La vente d’août 1938 avait été organisée par une connaissance de Nora Stiasny, prétendument un ami, qui fut en réalité l’instigateur de la spoliation. Proche des milieux artistiques, devenu militant nazi, cet intermédiaire devint le propriétaire de l’œuvre jusqu’à sa mort dans les années 1960.
La trace de cette vente forcée s’étant perdue, le tableau a pu être mis en vente en 1980 et acquis par l’Etat pour le futur musée d’Orsay.
Je veux le dire ici : toutes les vérifications nécessaires avaient alors été menées.
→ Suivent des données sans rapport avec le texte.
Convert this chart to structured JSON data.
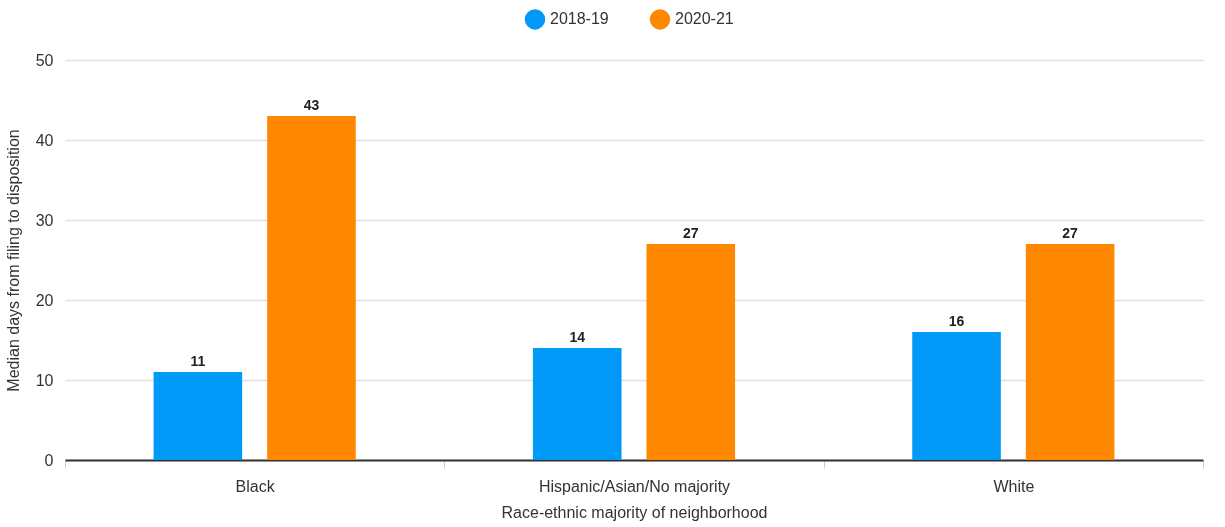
{
  "chart_data": {
    "type": "bar",
    "categories": [
      "Black",
      "Hispanic/Asian/No majority",
      "White"
    ],
    "series": [
      {
        "name": "2018-19",
        "color": "#0099f8",
        "values": [
          11,
          14,
          16
        ]
      },
      {
        "name": "2020-21",
        "color": "#ff8800",
        "values": [
          43,
          27,
          27
        ]
      }
    ],
    "xlabel": "Race-ethnic majority of neighborhood",
    "ylabel": "Median days from filing to disposition",
    "ylim": [
      0,
      50
    ],
    "yticks": [
      0,
      10,
      20,
      30,
      40,
      50
    ],
    "grid": "y",
    "legend": "top",
    "data_labels": true
  }
}
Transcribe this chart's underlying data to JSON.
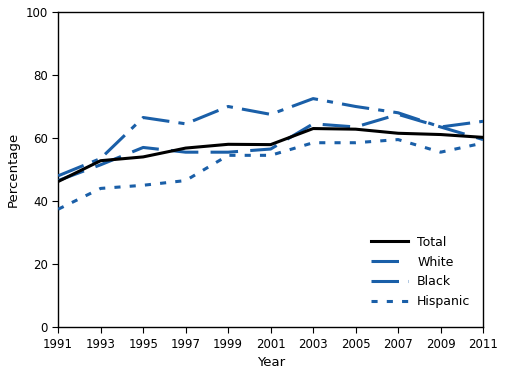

Des recherches approfondies avaient été conduites ; mais il y a quarante ans, la connaissance de la famille Zuckerkandl et du parcours de ses œuvres de Klimt était bien moindre qu’aujourd’hui. Compte tenu des indications fournies par le vendeur, des publications scientifiques de l’époque, et des contacts pris avec les derniers membres connus de la famille, les musées nationaux ont légitimement procédé à cet achat.
C’est au cours des dernières années que la provenance véritable du tableau a peu à peu été établie. Il faut d’ailleurs saluer le travail des chercheurs autrichiens, à la galerie du Belvédère à Vienne, et vous-même, chère Ruth Pleyer, qui accompagnez les ayants droit de Nora Stiasny et leur avocat, Alfred Noll.
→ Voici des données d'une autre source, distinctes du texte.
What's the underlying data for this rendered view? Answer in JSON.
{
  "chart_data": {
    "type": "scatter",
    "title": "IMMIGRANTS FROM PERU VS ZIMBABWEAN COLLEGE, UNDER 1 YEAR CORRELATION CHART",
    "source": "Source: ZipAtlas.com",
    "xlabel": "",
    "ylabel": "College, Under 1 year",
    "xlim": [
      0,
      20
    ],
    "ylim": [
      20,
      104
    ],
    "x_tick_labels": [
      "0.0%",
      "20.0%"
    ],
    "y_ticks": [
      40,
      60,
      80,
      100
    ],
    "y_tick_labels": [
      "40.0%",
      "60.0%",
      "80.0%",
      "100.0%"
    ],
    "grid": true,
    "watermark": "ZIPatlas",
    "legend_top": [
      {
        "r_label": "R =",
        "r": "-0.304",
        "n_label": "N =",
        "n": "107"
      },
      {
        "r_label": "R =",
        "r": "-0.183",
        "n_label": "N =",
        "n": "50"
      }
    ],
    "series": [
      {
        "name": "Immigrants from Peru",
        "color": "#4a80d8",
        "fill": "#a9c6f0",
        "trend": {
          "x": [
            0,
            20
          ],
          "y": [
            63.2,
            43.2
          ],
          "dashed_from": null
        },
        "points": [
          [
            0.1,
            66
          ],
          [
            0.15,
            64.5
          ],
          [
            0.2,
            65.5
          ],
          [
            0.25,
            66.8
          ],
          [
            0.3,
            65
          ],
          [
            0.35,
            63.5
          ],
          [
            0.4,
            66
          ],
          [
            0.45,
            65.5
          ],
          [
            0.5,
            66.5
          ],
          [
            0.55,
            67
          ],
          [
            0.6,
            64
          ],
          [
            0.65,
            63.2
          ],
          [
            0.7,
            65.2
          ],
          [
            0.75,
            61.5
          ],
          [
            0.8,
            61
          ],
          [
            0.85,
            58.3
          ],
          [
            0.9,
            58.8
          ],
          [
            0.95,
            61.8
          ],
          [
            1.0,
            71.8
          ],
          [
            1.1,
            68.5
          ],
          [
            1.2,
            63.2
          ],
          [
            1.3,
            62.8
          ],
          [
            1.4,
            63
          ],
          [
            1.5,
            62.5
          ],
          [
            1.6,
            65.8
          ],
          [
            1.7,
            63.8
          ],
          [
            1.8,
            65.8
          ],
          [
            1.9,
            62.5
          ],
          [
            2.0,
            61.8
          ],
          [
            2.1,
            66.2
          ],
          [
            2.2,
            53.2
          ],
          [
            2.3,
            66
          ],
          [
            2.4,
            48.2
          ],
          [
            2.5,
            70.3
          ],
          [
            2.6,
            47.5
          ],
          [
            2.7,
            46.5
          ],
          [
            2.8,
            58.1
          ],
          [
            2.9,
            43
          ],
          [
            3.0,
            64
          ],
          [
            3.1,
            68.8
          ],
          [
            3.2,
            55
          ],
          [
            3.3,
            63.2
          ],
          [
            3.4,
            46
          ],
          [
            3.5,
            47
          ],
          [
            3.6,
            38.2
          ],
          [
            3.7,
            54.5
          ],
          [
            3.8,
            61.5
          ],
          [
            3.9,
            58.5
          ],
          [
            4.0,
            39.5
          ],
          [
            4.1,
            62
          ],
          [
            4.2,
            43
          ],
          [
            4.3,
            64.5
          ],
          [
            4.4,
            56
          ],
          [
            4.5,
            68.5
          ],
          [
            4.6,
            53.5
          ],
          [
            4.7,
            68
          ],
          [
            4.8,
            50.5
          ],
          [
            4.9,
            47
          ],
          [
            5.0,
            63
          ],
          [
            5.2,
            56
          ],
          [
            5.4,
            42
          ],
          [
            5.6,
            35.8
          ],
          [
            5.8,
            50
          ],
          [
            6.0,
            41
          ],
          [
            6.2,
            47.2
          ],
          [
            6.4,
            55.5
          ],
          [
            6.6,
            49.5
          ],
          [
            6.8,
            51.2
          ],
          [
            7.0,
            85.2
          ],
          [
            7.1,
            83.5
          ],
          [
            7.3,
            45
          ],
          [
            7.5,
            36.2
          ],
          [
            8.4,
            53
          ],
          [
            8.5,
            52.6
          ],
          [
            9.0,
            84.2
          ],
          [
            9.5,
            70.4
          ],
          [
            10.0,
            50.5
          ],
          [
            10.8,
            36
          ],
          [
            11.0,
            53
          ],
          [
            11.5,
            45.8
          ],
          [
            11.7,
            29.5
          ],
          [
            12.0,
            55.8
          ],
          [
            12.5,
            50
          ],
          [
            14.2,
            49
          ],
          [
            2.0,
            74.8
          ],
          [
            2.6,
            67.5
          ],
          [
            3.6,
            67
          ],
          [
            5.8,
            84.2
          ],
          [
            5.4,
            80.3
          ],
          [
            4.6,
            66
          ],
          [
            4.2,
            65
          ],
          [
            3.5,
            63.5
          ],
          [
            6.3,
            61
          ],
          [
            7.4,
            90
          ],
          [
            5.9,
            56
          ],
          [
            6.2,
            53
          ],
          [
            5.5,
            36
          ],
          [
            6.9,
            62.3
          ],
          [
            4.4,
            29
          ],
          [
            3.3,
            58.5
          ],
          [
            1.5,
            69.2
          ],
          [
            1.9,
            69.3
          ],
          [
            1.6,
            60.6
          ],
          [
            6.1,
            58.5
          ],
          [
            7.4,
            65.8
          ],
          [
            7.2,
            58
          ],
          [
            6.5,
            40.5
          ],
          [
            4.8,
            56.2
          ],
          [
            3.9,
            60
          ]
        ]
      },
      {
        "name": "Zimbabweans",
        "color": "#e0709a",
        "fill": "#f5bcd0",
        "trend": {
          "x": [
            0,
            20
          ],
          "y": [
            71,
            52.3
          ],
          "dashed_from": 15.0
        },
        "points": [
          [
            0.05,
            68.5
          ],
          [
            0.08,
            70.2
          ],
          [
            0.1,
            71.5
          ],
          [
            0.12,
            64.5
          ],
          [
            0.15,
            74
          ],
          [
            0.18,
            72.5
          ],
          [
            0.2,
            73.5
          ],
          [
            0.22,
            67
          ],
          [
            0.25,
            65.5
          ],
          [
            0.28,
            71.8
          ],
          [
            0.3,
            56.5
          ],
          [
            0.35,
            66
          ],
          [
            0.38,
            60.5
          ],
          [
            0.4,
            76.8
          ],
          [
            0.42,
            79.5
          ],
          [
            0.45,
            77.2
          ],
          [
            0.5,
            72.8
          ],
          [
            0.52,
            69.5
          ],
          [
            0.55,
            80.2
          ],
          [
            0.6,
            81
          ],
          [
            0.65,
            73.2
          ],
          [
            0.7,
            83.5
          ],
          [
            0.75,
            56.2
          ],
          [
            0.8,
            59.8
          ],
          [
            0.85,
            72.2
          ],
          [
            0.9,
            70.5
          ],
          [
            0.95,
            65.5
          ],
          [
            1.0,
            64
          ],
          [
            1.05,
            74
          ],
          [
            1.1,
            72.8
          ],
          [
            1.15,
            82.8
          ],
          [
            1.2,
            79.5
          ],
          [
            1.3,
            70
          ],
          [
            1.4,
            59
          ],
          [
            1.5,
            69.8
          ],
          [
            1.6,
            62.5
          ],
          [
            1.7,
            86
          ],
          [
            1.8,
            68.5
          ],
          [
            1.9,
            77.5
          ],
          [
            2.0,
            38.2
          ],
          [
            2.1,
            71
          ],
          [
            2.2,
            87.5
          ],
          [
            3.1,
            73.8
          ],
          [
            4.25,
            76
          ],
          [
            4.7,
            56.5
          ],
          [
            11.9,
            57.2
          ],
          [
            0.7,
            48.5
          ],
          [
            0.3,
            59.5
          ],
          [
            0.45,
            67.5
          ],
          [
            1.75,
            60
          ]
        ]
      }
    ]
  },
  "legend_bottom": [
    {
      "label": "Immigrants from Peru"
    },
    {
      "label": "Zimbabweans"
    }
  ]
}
Depuis le signalement par les autorités autrichiennes des nouvelles interrogations pesant sur la provenance du tableau, puis la demande de restitution adressée fin 2019 par la famille de Nora Stiasny, la coopération entre chercheurs autrichiens et français a été remarquable. C’est ensemble que nous sommes parvenus à faire correspondre la toile dont Nora Stiasny avait été spoliée avec celle du Musée d’Orsay, ouvrant la voie à la restitution. Je souhaite ici saluer tout particulièrement l’engagement des équipes du musée d’Orsay, d’Emmanuel Coquery notamment, sous l’impulsion de sa présidente Laurence des Cars, qui a joué un rôle moteur et décisif dans cette entreprise inédite.
Vous le savez, Rosiers sous les arbres fait partie des collections nationales. A la différence d’une œuvre MNR (Musées nationaux récupération), il ne peut être immédiatement restitué, car il est protégé par le principe d’inaliénabilité, principe de rang législatif inscrit dans le code du patrimoine.
Aussi, convaincu qu’il nous revient de rendre justice aux ayants droit de Nora Stiasny, le Gouvernement présentera dès que possible un projet de loi destiné à autoriser la sortie de cette œuvre des collections nationales.
Je voudrais pour terminer vous inviter à admirer à nouveau Rosiers sous les arbres, dont la présence en ces lieux est un véritable privilège.
Je trouve pour ma part qu’il se dégage du raffinement ornemental de ce paysage une formidable sérénité ainsi qu’une confiance dans la création humaine.
Certains verront peut-être dans l’histoire tragique des Zuckerkandl et des Stiasny un démenti de cette promesse d’humanité.
Pour moi, cette nouvelle étape dans l’histoire du tableau, son prochain retour à ses véritables propriétaires, est au contraire un formidable motif d’espérance, ainsi qu’une source d’inspiration pour continuer encore nos recherches, en vue d’autres restitutions.
La proposition de restitution de Rosiers sous les arbres, toile à la valeur esthétique inestimable, témoigne avec la plus grande force de l’engagement de la France à rendre justice, et à entretenir la mémoire de ceux à qui on a refusé le droit de vivre. L’histoire de Nora Stiasny est tragique ; puisse cette annonce de restitution contribuer à la réparation attendue par sa famille.